I explained on Yahoo Rughookers what happened to this sad little rug after I posted on this blog that I had finished the hooking. I steamed it, dried it, then put it on the floor under the card table I was using as a work table. My dear dog George used it like a puppy pad. I discovered what had been done when I saw some discoloration of the monk's cloth that I hadn't cut off for binding yet. Later the same day, I had to take George for a visit to his doctor and it turned out that the rug became diagnostic - George has a bladder problem, possibly very serious - so, I couldn't be upset with him, but I was afraid the little rug was ruined. I poured carpet soap full strength on it, then washed it off with cold water, then used a special pet cleaning soap and soaked the rug all over again. I took it outside, put it on a mesh table and rinsed the soap off with the garden hose - talk about mistreatment! Then I left the rug out in the sun for several days. Some color bled out, but the rug dried and the smell disappeared - at least to human noses. I tested the smell factor by placing the rug on the dining room floor again and Patches immediately stepped up to smell exactly the bad spot. So, this little mat will never again go on the floor and will probably never be a table mat either, but it did help diagnose a health problem for George and it also answered the question about how to wash a hooked rug. I think I should be pleased that it was hooked on monk's cloth and not burlap.

This circular mat is hooked with strips one inch wide. After reading the 1930 book by Mary Perkins Taylor, I thought I'd play around with some very wide strips. For some unknown reason, other than it was very late at night, the strips became twice as wide as Ms Taylor suggested. It wasn't easy to pull the strips through the primitive linen, I had to resort to the largest Hartman hook and still had to fold the strips in half.
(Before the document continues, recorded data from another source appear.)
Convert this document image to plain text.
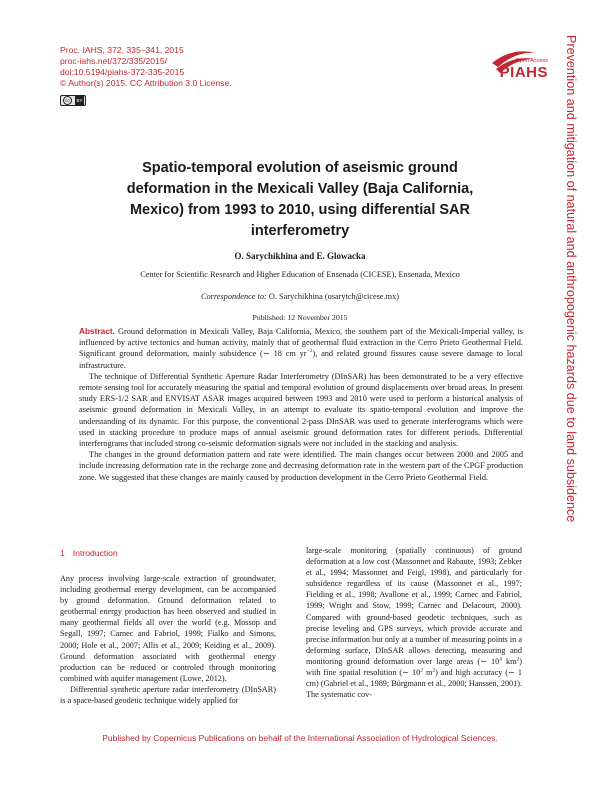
Proc. IAHS, 372, 335–341, 2015
proc-iahs.net/372/335/2015/
doi:10.5194/piahs-372-335-2015
© Author(s) 2015. CC Attribution 3.0 License.
cc	BY
Open Access
PIAHS Prevention and mitigation of natural and anthropogenic hazards due to land subsidence
Spatio-temporal evolution of aseismic ground deformation in the Mexicali Valley (Baja California, Mexico) from 1993 to 2010, using differential SAR interferometry
O. Sarychikhina and E. Glowacka
Center for Scientific Research and Higher Education of Ensenada (CICESE), Ensenada, Mexico
Correspondence to: O. Sarychikhina (osarytch@cicese.mx)
Published: 12 November 2015

Abstract. Ground deformation in Mexicali Valley, Baja California, Mexico, the southern part of the Mexicali-Imperial valley, is influenced by active tectonics and human activity, mainly that of geothermal fluid extraction in the Cerro Prieto Geothermal Field. Significant ground deformation, mainly subsidence (∼ 18 cm $yr^{-1}$), and related ground fissures cause severe damage to local infrastructure.

The technique of Differential Synthetic Aperture Radar Interferometry (DInSAR) has been demonstrated to be a very effective remote sensing tool for accurately measuring the spatial and temporal evolution of ground displacements over broad areas. In present study ERS-1/2 SAR and ENVISAT ASAR images acquired between 1993 and 2010 were used to perform a historical analysis of aseismic ground deformation in Mexicali Valley, in an attempt to evaluate its spatio-temporal evolution and improve the understanding of its dynamic. For this purpose, the conventional 2-pass DInSAR was used to generate interferograms which were used in stacking procedure to produce maps of annual aseismic ground deformation rates for different periods. Differential interferograms that included strong co-seismic deformation signals were not included in the stacking and analysis.

The changes in the ground deformation pattern and rate were identified. The main changes occur between 2000 and 2005 and include increasing deformation rate in the recharge zone and decreasing deformation rate in the western part of the CPGF production zone. We suggested that these changes are mainly caused by production development in the Cerro Prieto Geothermal Field.

1 Introduction

Any process involving large-scale extraction of groundwater, including geothermal energy development, can be accompanied by ground deformation. Ground deformation related to geothermal energy production has been observed and studied in many geothermal fields all over the world (e.g. Mossop and Segall, 1997; Carnec and Fabriol, 1999; Fialko and Simons, 2000; Hole et al., 2007; Allis et al., 2009; Keiding et al., 2009). Ground deformation associated with geothermal energy production can be reduced or controled through monitoring combined with aquifer management (Lowe, 2012).

Differential synthetic aperture radar interferometry (DInSAR) is a space-based geodetic technique widely applied for

large-scale monitoring (spatially continuous) of ground deformation at a low cost (Massonnet and Rabaute, 1993; Zebker et al., 1994; Massonnet and Feigl, 1998), and particularly for subsidence regardless of its cause (Massonnet et al., 1997; Fielding et al., 1998; Avallone et al., 1999; Carnec and Fabriol, 1999; Wright and Stow, 1999; Carnec and Delacourt, 2000). Compared with ground-based geodetic techniques, such as precise leveling and GPS surveys, which provide accurate and precise information but only at a number of measuring points in a deforming surface, DInSAR allows detecting, measuring and monitoring ground deformation over large areas (∼ $10^4$ $km^2$) with fine spatial resolution (∼ $10^2$ $m^2$) and high accuracy (∼ 1 cm) (Gabriel et al., 1989; Bürgmann et al., 2000; Hanssen, 2001). The systematic cov-

Published by Copernicus Publications on behalf of the International Association of Hydrological Sciences.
The loops became pretty thick lumps that would make a very stiff and thick mat, maybe useful as a hotpad, but not particularly appealing. I am planning to pull these strips out of the backing, tear them in half, and try again.


In an earlier post, I showed a photo of my mother with her grandaughter - here she is again with her great-grandchildren. Max, who spent his early years in Kenya, and Zoe who has lived her three years in Guatamala. We were very pleased to have their annual visit home coincide with Grandma's 98th birthday party.